So many jewels in Vienna – and plates

Things I learned today: First, that it is possible to put put so many precious stones and pearls on an object that it ends up looking cheap. Second, that no matter how many plates you own, you can still be sad.

Lots of jewels.

The Spanish relatives flew in last night to meet us. Now I know that it’s just ridiculous superstition, but they do seem to leave a trail of damage in their wake that makes Ana being a doctor very useful. In this case Callum fell on the stairs in the apartment and has a nice range of cuts and bruises to show for it.

Viennese supermarker sauerkraut.

This morning we set out to see some of the highlights of Vienna. The Treasury was pretty amazing and pretty depressing in equal measure. On the one hand there were crowns and robes that were hundreds of years old – some dated back to the year 800 and that was stunning. But on the other hand there were objects so encrusted with jewels that they ended up looking like tourist tat. And then there was the question: How much suffering did the obscenely expensive crosses and alter-pieces represent?
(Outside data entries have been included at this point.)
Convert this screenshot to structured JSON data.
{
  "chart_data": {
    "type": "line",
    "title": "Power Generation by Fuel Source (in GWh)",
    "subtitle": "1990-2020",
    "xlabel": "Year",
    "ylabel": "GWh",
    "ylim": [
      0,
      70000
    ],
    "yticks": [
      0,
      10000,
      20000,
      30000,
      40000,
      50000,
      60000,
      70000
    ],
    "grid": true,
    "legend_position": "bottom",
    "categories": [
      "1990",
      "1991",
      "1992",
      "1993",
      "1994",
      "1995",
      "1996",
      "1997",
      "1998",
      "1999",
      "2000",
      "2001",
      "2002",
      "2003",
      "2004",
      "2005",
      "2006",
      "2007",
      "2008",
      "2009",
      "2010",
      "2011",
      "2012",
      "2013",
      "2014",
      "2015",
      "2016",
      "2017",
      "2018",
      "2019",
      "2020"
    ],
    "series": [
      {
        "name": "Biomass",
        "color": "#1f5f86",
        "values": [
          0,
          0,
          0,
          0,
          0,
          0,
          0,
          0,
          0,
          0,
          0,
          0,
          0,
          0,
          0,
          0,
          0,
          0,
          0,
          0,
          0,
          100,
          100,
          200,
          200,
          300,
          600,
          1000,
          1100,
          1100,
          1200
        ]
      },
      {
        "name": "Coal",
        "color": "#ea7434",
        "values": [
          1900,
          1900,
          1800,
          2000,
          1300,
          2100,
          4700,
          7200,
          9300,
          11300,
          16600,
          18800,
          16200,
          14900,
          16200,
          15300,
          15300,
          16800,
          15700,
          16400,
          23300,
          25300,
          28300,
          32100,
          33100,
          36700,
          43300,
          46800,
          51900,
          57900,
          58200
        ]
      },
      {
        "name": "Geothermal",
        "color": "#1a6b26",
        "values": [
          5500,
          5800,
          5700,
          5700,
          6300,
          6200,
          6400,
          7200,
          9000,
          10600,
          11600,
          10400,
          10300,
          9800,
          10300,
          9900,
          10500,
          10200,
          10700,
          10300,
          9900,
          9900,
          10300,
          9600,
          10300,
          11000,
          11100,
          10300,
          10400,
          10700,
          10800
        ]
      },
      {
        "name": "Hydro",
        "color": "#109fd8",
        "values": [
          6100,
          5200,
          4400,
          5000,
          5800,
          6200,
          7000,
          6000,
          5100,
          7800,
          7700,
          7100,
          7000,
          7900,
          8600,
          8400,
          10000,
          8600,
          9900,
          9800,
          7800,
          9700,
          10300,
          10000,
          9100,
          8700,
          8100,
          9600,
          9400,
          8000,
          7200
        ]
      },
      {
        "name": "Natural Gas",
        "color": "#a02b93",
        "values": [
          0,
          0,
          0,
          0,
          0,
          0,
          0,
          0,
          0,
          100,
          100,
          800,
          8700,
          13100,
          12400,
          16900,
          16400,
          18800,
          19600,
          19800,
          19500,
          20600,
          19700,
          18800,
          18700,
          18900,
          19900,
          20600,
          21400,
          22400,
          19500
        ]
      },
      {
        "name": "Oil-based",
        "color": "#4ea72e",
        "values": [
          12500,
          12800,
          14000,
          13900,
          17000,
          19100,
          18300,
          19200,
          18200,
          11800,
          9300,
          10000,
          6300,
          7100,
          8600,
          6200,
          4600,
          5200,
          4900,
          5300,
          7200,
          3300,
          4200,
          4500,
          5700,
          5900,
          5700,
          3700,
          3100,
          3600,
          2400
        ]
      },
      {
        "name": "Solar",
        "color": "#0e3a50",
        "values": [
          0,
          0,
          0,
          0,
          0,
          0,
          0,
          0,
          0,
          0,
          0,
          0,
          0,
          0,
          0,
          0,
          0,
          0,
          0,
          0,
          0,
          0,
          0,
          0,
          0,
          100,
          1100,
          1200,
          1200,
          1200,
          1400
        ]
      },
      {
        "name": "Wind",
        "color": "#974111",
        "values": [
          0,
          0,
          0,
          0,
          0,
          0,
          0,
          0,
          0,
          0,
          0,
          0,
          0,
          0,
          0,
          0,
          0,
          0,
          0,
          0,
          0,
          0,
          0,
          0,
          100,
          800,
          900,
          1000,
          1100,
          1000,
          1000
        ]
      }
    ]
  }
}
We also went to see the apartments of the Empress Elizabeth, or Sissi as she was known. She was much like the Princess Dianna of her day. She was famous and, by her own lights, very sad in spite of living enclosed in luxury. The first part of the museum is just case after case of table-settings, and plates ,and silver-ware: it’s hard, or impossible, to contemplate any use for that many plates.

Along the way we had cakes in cafes and did some shopping in the local supermarket. Supermarkets always give a taste of life in a place – in this case that you can buy sauerkraut by the scoop out of a barrel.

This evening Jennifer and Declan have popped across the road to see the Magic Flute at the Opera House. The rest of us had stir-fry and played with the girls.